Foto: extraída de la web

El juzgado de instrucción número 10 de Madrid investiga si la administración de un gramo de un fármaco inmunodepresor, cuando lo recomendado eran 100 miligramos, derivó en una negligencia durante el proceso de recuperación, cuando se le administró la dosis letal del medicamento, vía oral, utilizado para casos de trasplante.

En la historia clínica del bebé, a la que ha tenido acceso el diario, aparecen estas anotaciones: “A primera hora de la mañana se le administra por error una dosis 10 veces superior a la correspondiente de micofenolato oral”. Tras el mismo se intentó revertir la situación con “carbón activado y colestiramina”, pero el micofenolato le provocó una necrosis intestinal que derivó en isquemia, conocida como ‘infarto intestinal’. El bebé acabó falleciendo el 19 de febrero, dos semanas más tarde.

Pesquisa

A través de la investigación se trata de determinar si fue el médico el que prescribió la dosis incorrectamente o fue la enfermera la que la aplicó de forma indebida.
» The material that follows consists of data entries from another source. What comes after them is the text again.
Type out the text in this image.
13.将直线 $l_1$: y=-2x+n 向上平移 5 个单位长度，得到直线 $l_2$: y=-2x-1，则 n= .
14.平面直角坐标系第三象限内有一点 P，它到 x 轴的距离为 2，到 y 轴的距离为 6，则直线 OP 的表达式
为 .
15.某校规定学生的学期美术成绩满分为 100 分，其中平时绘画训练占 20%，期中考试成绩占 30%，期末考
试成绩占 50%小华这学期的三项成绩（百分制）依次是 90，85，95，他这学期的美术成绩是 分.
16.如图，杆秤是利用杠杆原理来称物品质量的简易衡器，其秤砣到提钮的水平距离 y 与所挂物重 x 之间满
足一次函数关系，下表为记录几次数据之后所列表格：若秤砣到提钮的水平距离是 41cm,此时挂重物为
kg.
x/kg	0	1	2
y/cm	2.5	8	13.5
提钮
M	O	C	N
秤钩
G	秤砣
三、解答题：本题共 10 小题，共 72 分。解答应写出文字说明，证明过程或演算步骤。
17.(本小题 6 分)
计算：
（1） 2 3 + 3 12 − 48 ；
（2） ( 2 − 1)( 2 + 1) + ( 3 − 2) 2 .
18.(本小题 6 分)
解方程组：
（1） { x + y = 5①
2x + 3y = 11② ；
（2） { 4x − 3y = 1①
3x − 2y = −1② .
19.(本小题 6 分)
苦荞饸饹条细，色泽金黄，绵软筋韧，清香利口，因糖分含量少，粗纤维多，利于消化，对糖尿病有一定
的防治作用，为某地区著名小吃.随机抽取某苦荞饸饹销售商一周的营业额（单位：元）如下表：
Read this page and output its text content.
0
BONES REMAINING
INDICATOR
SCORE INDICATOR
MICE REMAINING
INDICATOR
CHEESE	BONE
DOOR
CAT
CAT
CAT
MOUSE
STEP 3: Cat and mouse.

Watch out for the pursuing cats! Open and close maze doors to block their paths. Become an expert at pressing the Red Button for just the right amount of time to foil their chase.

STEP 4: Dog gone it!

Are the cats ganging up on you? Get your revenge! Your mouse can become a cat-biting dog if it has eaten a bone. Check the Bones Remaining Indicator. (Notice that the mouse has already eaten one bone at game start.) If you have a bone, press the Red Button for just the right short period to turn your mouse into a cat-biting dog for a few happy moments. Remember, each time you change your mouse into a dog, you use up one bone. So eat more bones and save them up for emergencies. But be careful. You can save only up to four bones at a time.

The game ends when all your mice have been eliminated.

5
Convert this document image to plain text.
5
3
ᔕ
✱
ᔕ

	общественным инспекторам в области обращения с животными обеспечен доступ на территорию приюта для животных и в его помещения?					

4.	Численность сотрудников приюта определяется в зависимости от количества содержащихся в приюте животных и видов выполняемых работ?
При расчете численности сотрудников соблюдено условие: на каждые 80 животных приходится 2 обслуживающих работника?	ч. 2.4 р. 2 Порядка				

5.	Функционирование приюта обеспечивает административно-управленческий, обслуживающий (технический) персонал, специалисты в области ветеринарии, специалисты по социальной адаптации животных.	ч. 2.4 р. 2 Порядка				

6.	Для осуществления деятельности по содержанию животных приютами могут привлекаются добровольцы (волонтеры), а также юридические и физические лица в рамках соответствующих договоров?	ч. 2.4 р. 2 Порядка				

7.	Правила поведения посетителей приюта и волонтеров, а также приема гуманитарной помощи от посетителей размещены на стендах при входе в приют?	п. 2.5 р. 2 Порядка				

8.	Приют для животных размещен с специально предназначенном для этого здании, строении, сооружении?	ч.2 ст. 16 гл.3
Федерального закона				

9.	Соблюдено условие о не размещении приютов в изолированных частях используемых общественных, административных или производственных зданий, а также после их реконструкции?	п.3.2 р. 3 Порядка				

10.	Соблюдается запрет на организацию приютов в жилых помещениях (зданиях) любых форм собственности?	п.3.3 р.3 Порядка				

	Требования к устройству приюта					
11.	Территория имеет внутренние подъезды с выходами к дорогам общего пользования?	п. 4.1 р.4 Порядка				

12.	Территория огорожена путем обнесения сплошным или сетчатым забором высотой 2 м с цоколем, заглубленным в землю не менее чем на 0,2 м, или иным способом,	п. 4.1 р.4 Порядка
Desde el Defensor del Paciente apuntan a que el Hospital Gregorio Marañón de Madrid no ha ofrecido explicaciones a los padres, ni se les ha brindado ayuda psicológica.

Desde el hospital implicado han rechazado hacer declaraciones, aunque reiteran su máxima voluntad de colaborar con la Justicia hasta que se dirima cualquier tipo de responsabilidad.